L'on trouve en Deutéronome : « Yhwh, ton Dieu, suscitera pour toi, du milieu de toi, d'entre tes frères, un prophète comme moi (Moïse) : c'est lui que vous écouterez. » (Dt. XVIII, 15-18). Cette annonce est reprise dans les Actes des apôtres comme un argument de Pierre à l'égard des Israélites qu'il appelle à la conversion : « Moïse en effet a dit : "Le Seigneur-Dieu suscitera pour vous d'entre vos frères un prophète comme moi ; vous l'écouterez en tout ce qu'il vous dira ; et toute âme qui n'écoutera pas ce prophète sera retranchée du peuple." » (Ac. III, 22-23). Il est bien évident que pour Paul le Christ n'est point un nouveau Moïse ; pour la seule raison qu'il n'est ni médiateur, ni législateur (Ga. III, 19).
L'évangile paulinien prétend gagner son autorité de ce qu'il est « un dévoilement de Jésus-Christ » (Ga. I, 12). Par opposition, l' « autre évangile » (Ibid. 7) apparaît comme l'expression d'une très humaine pensée (Ibid. 11). La preuve que l'évangile ne vient pas de Paul est constituée, selon lui, par le fait que rien dans la personnalité de l'apôtre ne le préparait à élaborer une pensée évangélique. Tous ont connu son zèle pour la Torah (écrite ou orale) (Ibid. 14). Tous savent avec quelle conviction il persécutait « la Communauté de Dieu » (Ibid. 13) (Php. III, 5-6). Le retournement de sa pensée, préalablement inscrite dans la tradition de ses ancêtres, ne peut être compris que tel un acte de la puissance de Dieu. Cette conviction, née de la confrontation de deux mondes, se trouve affirmée dès l'instant où Paul a choisi de ne pas se rapprocher des apôtres légitimes, « ceux qui étaient apôtres » avant lui (Ga. I, 17-24). Il sait déjà que sa réception de la parole du Christ n'est point la leur.

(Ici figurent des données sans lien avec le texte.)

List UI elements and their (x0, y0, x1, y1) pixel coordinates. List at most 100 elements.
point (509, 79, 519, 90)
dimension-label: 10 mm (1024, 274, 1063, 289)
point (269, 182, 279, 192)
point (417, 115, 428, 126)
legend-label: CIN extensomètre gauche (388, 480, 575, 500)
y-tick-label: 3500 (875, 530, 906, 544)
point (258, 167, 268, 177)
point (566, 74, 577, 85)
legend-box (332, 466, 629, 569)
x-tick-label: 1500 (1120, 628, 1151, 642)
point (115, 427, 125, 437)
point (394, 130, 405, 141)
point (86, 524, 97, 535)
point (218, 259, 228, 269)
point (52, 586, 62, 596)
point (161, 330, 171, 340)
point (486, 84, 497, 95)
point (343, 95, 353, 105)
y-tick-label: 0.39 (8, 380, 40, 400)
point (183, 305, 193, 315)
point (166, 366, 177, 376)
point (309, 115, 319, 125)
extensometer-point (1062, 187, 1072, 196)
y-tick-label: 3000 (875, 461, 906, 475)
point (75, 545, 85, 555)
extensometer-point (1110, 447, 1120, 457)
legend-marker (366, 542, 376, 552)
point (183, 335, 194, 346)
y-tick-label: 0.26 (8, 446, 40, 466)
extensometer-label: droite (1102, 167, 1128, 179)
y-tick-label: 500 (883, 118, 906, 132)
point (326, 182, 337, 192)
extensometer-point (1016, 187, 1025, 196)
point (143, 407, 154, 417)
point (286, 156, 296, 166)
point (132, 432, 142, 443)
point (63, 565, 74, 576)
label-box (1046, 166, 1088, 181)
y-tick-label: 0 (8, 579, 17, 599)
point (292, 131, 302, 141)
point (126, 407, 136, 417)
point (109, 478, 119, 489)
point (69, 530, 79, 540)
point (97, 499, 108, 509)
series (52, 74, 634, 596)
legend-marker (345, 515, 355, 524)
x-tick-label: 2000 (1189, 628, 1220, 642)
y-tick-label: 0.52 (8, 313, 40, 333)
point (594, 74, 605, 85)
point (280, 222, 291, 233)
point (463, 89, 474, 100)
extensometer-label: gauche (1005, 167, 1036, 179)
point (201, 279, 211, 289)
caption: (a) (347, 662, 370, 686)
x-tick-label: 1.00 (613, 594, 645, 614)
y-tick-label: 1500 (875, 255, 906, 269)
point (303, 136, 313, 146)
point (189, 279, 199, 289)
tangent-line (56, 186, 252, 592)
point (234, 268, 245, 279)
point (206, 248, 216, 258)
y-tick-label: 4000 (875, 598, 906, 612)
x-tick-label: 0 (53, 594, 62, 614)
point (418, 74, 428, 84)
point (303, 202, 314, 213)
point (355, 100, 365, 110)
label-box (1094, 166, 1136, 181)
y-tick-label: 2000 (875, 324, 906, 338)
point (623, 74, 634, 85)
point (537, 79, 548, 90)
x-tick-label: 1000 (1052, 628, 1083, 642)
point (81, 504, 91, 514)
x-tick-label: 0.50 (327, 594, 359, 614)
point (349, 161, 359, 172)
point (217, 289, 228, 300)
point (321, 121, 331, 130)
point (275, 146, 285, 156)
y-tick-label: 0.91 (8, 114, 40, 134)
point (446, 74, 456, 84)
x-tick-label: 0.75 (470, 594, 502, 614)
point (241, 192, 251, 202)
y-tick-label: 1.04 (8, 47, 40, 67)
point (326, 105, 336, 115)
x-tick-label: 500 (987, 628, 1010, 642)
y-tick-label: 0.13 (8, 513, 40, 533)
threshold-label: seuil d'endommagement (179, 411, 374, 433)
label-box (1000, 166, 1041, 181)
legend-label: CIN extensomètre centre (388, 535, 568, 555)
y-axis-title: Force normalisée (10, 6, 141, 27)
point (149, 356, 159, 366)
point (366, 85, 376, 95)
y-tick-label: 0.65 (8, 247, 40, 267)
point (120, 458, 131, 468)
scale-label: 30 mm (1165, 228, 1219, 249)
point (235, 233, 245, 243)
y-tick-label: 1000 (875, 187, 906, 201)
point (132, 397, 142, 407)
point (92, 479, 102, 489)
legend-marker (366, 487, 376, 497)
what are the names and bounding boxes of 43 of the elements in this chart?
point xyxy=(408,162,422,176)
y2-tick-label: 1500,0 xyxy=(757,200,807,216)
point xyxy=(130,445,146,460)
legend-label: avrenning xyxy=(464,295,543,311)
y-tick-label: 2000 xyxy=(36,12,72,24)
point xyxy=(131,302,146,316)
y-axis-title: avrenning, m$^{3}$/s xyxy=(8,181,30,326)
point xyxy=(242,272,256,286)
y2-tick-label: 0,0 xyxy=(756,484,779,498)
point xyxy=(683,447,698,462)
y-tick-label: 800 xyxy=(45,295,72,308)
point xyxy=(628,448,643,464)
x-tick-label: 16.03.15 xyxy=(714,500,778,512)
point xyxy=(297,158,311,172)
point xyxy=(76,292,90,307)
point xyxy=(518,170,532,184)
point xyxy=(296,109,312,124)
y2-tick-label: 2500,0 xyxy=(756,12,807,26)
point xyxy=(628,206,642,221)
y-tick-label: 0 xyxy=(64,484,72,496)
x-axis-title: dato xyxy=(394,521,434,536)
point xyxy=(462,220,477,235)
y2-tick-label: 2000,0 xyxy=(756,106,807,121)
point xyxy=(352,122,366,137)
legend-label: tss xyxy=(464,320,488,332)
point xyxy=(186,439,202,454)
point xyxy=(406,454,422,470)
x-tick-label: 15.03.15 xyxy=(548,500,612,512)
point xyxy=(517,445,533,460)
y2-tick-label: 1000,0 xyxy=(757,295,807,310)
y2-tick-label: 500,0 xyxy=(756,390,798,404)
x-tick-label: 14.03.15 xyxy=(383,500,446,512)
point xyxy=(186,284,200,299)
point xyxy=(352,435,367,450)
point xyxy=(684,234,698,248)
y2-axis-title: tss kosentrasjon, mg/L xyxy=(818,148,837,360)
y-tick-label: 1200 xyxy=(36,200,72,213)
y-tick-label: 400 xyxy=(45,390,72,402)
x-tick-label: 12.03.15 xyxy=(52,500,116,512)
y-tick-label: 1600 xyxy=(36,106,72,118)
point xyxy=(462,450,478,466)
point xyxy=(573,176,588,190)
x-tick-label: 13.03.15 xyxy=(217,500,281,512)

La reconnaissance prophétique apporte la preuve de la qualité de la mission. Paul s'affirme comme un élu auquel Dieu impose sa volonté. Pour preuve : il a répondu à l'appel et se consacre au service de l'évangile. La cause seconde confirme la cause première, divine par principe. L'évangile paulinien doit revêtir l'autorité de la proclamation prophétique et de l'inspiration spirituelle qui lui sont attachées. Jérémie est le modèle que les adversaires ne peuvent méconnaître (Ibid. 15-16) : « La parole de Yhwh me fut adressée pour dire : Avant même que je te forme dans le ventre, je te connaissais, et avant que tu sortes du sein, je t'avais consacré, je t'avais placé comme prophète pour les nations ! » (Jr. II, 4-5) (voir Is. XLIX, 1-5). Ce titre de « prophète des nations » s'inscrit dans l'engagement politique de Jérémie au moment de la grandeur de Babylone. Il conseille la soumission plutôt que l'affrontement contre la puissance du nouvel empire. Cette prise de position lui vaut la colère des rois de Judée.